Tell me What Label Noise is and I will Tell you how to Dispose of it
Label noise is an important issue in classification, with many potential negative consequences, and many works in the literature have been devoted to its study. This talk will propose a broad overview of the different types of label noise, their consequences and the algorithms to deal with them. Then, two generic approaches will discussed to design new label noise-tolerant machine learning techniques. Several use cases will be described, including ECG segmentation, feature selection, data stream handling and maximum likelihood methods.

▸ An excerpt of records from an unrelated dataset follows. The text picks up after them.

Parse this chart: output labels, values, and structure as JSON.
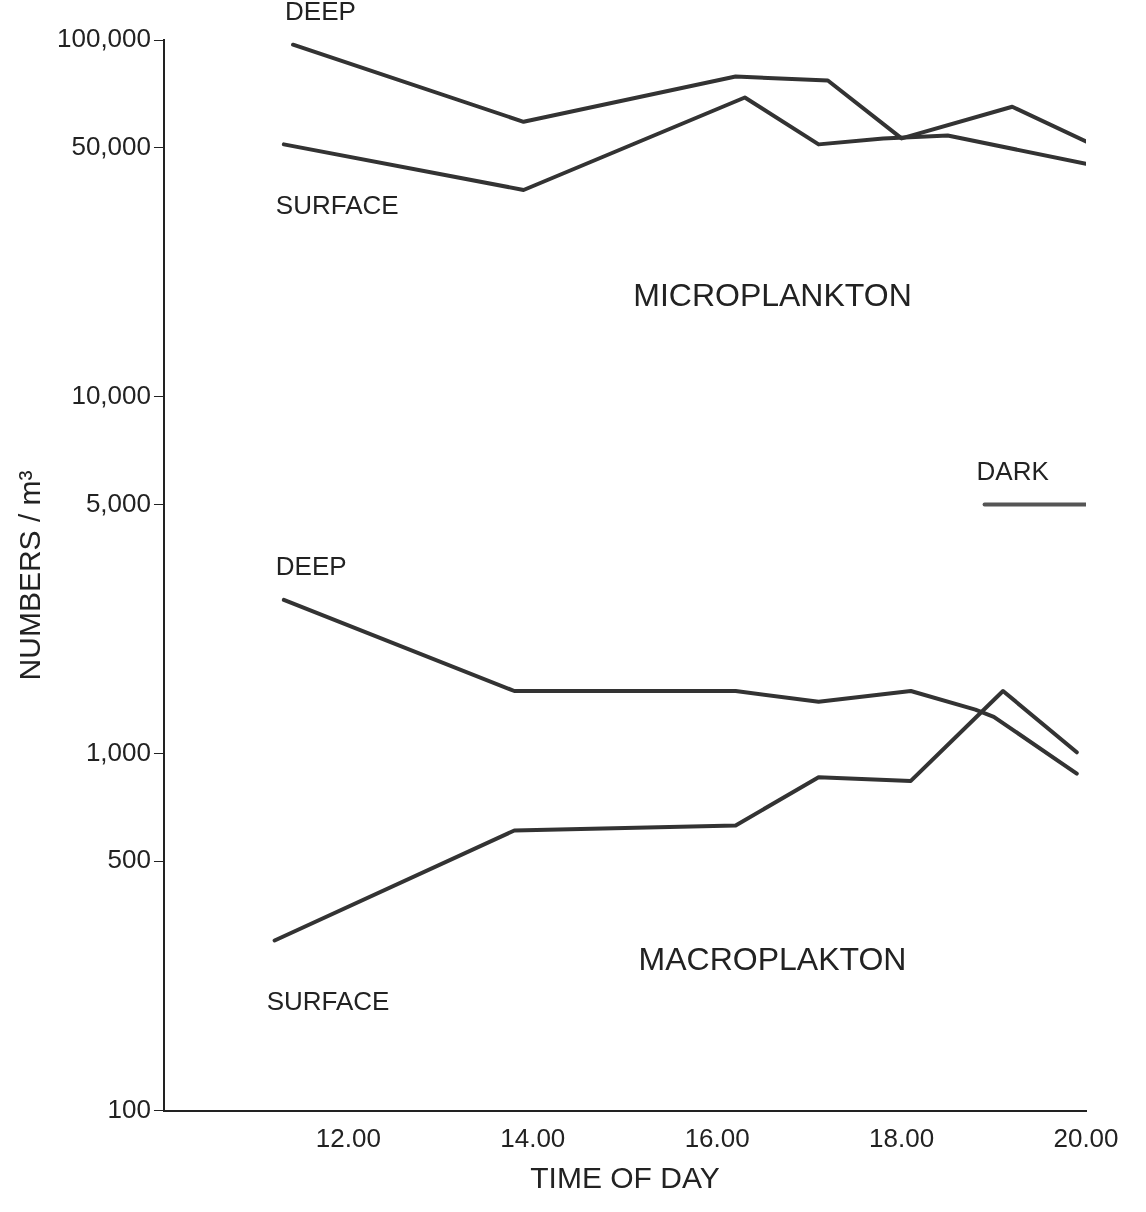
{
  "chart_data": {
    "type": "line",
    "xlabel": "TIME OF DAY",
    "ylabel": "NUMBERS / m³",
    "xlim": [
      10,
      20
    ],
    "xticks": [
      {
        "value": 12,
        "label": "12.00"
      },
      {
        "value": 14,
        "label": "14.00"
      },
      {
        "value": 16,
        "label": "16.00"
      },
      {
        "value": 18,
        "label": "18.00"
      },
      {
        "value": 20,
        "label": "20.00"
      }
    ],
    "ylim": [
      100,
      100000
    ],
    "yticks": [
      {
        "value": 100,
        "label": "100"
      },
      {
        "value": 500,
        "label": "500"
      },
      {
        "value": 1000,
        "label": "1,000"
      },
      {
        "value": 5000,
        "label": "5,000"
      },
      {
        "value": 10000,
        "label": "10,000"
      },
      {
        "value": 50000,
        "label": "50,000"
      },
      {
        "value": 100000,
        "label": "100,000"
      }
    ],
    "log": "y",
    "grid": false,
    "legend": false,
    "marker": "none",
    "line_style": "solid",
    "series": [
      {
        "name": "DEEP",
        "color": "#333333",
        "x": [
          11.4,
          13.9,
          16.2,
          17.2,
          18.0,
          19.2,
          20.0
        ],
        "values": [
          97000,
          59000,
          79000,
          77000,
          53000,
          65000,
          52000
        ]
      },
      {
        "name": "SURFACE",
        "color": "#333333",
        "x": [
          11.3,
          13.9,
          16.3,
          17.1,
          17.8,
          18.5,
          20.0
        ],
        "values": [
          51000,
          38000,
          69000,
          51000,
          53000,
          54000,
          45000
        ]
      },
      {
        "name": "DEEP",
        "color": "#333333",
        "x": [
          11.3,
          13.8,
          16.2,
          17.1,
          18.1,
          18.8,
          19.0,
          19.9
        ],
        "values": [
          2700,
          1500,
          1500,
          1400,
          1500,
          1330,
          1270,
          880
        ]
      },
      {
        "name": "SURFACE",
        "color": "#333333",
        "x": [
          11.2,
          13.8,
          16.2,
          17.1,
          18.1,
          19.1,
          19.9
        ],
        "values": [
          300,
          610,
          630,
          860,
          840,
          1500,
          1010
        ]
      },
      {
        "name": "DARK",
        "color": "#555555",
        "x": [
          18.9,
          20
        ],
        "values": [
          5000,
          5000
        ]
      }
    ],
    "annotations": [
      "MICROPLANKTON",
      "MACROPLAKTON"
    ]
  }
}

Counting Votes and the Attempt to Replicate Human Interpretation
After an initial rush to adopt purely electronic voting machines (so-called DRE’s), a number of locations in the United States are returning to the use of optical scan ballots as a more trustworthy way of recording votes. While presenting a number of significant advantages, voting on paper presents some interesting technical challenges as well. These largely arise from the complexities of attempting to build machine vision systems to replicate human interpretation of markings that can be ambiguous. What seems like a relatively easy pattern recognition can serve as the basis for a rich line of research questions. I will highlight these issues in my talk, and also describe a unique collection of real ballot images from a US election a number of years ago that can serve as a useful test case.